Le Groupe de bombardement "Lorraine"


Si le Groupe de bombardement Lorraine est né officiellement le 24 septembre 1941, à Damas en Syrie, la plupart des éléments qui le constituent ont déjà combattu depuis presque un an au Gabon, à Koufra et au Tchad. Avec des moyens souvent insuffisants, mais une farouche volonté de continuer la lutte. Dès novembre 1940, le général de Larminat créé au Tchad le Groupe réservé de bombardement n° 1 (GRB1), placé sous les ordres du capitaine Astier de Villatte.

Le groupe, dont une partie a précédemment aidé au ralliement du Gabon, assure bientôt l'appui des troupes du colonel Leclerc. Les missions, notamment lors de la prise de Koufra en mars 1941, se déroulent dans des conditions très rudes : chaleur, sable, insuffisance de l'infrastructure.

Le GRB1 opère ensuite, d'avril à juillet 1941, en Abyssinie - où il effectue 130 missions - et en Erythrée. A son retour, il est basé près de Damas et regroupé avec le Groupe de bombardement n° 2 commandé par le capitaine Goussault. Le 2 septembre 1941, les deux unités sont dissoutes pour former le Groupe de bombardement n° 1 Lorraine, composé des deux escadrilles Metz et Nancy sous les ordres du capitaine de Saint Péreuse à qui succède en octobre le commandant Corniglion-Molinier. Equipé de bombardiers Blenheim, le Groupe Lorraine dispose du support technique de la Royal Air Force.

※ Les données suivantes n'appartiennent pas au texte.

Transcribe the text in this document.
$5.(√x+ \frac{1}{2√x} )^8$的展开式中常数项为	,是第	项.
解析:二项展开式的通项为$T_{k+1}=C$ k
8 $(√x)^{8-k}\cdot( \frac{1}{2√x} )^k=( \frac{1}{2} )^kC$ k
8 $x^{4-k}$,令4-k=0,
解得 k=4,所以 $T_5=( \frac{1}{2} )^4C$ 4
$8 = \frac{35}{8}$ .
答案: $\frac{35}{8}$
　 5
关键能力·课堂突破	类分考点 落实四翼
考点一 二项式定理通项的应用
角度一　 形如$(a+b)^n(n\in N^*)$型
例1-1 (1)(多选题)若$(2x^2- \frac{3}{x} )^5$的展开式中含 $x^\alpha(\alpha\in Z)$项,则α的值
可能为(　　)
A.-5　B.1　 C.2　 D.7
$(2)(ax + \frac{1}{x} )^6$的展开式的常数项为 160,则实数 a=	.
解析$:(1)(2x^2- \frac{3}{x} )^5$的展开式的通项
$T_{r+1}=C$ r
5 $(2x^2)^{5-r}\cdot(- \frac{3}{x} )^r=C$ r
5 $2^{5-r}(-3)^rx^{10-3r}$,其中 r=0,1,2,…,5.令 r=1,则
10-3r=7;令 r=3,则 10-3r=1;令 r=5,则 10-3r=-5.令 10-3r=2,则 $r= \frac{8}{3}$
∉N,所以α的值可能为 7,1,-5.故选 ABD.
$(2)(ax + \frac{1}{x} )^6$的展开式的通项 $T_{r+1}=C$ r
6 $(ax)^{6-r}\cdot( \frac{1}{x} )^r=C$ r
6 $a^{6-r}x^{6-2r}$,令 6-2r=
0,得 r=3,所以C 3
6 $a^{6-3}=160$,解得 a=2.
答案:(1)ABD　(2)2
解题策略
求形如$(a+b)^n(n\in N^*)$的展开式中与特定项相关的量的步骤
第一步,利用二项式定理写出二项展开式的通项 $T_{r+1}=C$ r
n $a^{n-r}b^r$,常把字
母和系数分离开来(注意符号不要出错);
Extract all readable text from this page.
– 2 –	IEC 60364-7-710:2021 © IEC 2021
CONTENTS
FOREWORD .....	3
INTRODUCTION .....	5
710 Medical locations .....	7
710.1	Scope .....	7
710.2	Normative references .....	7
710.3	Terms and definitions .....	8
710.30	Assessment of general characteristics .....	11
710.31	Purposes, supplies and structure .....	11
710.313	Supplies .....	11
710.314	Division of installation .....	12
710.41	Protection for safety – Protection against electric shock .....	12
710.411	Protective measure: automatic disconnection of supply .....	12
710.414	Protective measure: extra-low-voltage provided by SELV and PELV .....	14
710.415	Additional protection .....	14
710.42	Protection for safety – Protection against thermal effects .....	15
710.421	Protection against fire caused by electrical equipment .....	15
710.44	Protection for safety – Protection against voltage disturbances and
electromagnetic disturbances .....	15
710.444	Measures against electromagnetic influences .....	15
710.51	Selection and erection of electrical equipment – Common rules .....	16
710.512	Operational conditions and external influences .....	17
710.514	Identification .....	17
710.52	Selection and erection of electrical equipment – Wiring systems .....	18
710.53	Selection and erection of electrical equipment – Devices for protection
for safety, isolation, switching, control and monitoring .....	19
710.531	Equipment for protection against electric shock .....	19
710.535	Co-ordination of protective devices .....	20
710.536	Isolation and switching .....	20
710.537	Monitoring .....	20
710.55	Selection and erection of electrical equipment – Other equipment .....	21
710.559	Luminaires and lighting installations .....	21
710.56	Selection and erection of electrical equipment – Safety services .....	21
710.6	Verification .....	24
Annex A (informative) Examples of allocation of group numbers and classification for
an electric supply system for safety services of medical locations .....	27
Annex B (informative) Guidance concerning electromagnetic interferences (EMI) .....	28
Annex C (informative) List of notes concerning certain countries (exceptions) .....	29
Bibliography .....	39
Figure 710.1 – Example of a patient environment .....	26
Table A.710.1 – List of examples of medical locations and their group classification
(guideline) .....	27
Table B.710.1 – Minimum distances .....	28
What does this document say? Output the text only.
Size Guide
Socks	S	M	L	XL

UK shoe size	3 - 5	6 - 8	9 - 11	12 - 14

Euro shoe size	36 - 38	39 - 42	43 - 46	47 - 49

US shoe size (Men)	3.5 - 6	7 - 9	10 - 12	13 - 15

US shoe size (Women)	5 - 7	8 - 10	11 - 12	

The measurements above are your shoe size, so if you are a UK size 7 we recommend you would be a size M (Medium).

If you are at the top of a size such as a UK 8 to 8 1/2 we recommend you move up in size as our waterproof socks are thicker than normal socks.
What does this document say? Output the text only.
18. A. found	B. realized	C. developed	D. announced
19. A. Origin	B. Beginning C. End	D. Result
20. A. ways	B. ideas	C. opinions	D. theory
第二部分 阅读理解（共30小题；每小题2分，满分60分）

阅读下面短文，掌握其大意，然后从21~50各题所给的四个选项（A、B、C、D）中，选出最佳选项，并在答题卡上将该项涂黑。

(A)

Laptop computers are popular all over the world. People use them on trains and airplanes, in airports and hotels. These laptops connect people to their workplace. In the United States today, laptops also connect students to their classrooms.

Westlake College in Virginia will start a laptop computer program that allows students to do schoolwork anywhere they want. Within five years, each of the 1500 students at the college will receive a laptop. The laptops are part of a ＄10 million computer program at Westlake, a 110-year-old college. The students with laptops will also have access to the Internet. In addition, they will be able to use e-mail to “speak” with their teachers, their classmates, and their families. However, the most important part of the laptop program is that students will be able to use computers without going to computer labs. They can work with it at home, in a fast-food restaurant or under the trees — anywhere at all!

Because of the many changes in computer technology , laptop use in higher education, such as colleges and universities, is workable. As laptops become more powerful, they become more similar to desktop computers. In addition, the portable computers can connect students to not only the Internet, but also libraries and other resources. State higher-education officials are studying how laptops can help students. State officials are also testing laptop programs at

De novembre à décembre 1941, il multiplie, au-dessus de la Libye, les missions en appui de l'armée britannique. Le 23 novembre, notamment, il détruit une colonne de chars. Mais ses pertes sont également terribles. En décembre, le lieutenant-colonel Pijeaud, venu d'Angleterre prend le commandement du Groupe mais il est mortellement blessé au cours de sa première mission. Il est remplacé par le capitaine de Saint-Péreuse.

L'Afrika Korps stoppée, le Lorraine appuie l'offensive alliée. En 16 jours, en janvier 1942, le Groupe effectue 300 sorties avant de rejoindre le Levant; un tiers de l'effectif navigant est alors blessé ou disparu.

En Syrie, le Groupe est divisé en deux escadrilles autonomes, l'une (Nancy) basée à Damas et l'autre (Metz) à Rayack au Liban. Les deux unités sont chargées de convoyage d'avions et de surveillance des côtes. Au cours d'une de ces missions, un appareil de l'escadrille Nancy endommage un sous-marin allemand. En octobre 1942, le Lorraine embarque à Suez à destination de la Grande-Bretagne pour servir sur le front occidental.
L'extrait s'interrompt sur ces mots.